We have used practically calculated X and T values to establish the theoretical expressions.
This may introduce some errors to the expression.
The theoretical graphs are smooth. But the practically obtained oscillogram may have been
affected by noise introduced by external devices. Therefore, we can observe a slight
difference in practical and theoretical observations.
Features of short circuit oscillogram of phase and field currents
In short circuit oscillogram we can identify four components in the field currents. They are,
a. Transient
b. Sub transient
c. DC offset
d. Steady state component
Generally sub transient fades away by completion of several cycles although transient is
quite unlikely to disappear rapidly and may last for quite a number of cycles.

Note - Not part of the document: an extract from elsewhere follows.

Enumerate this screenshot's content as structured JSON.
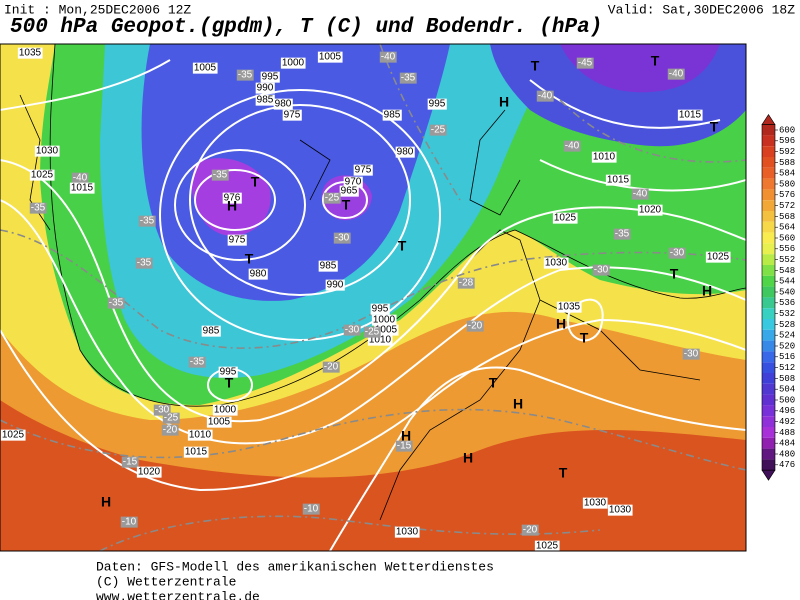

The importance of short circuit study
Generator parameters such as synchronous reactance, transient reactance, sub transient
reactance and other relevant parameters can be determined through a short circuit study.
These parameters are necessary when designing protection schemes in synchronous
generators. Therefore, the short circuit study of a synchronous generator is essential.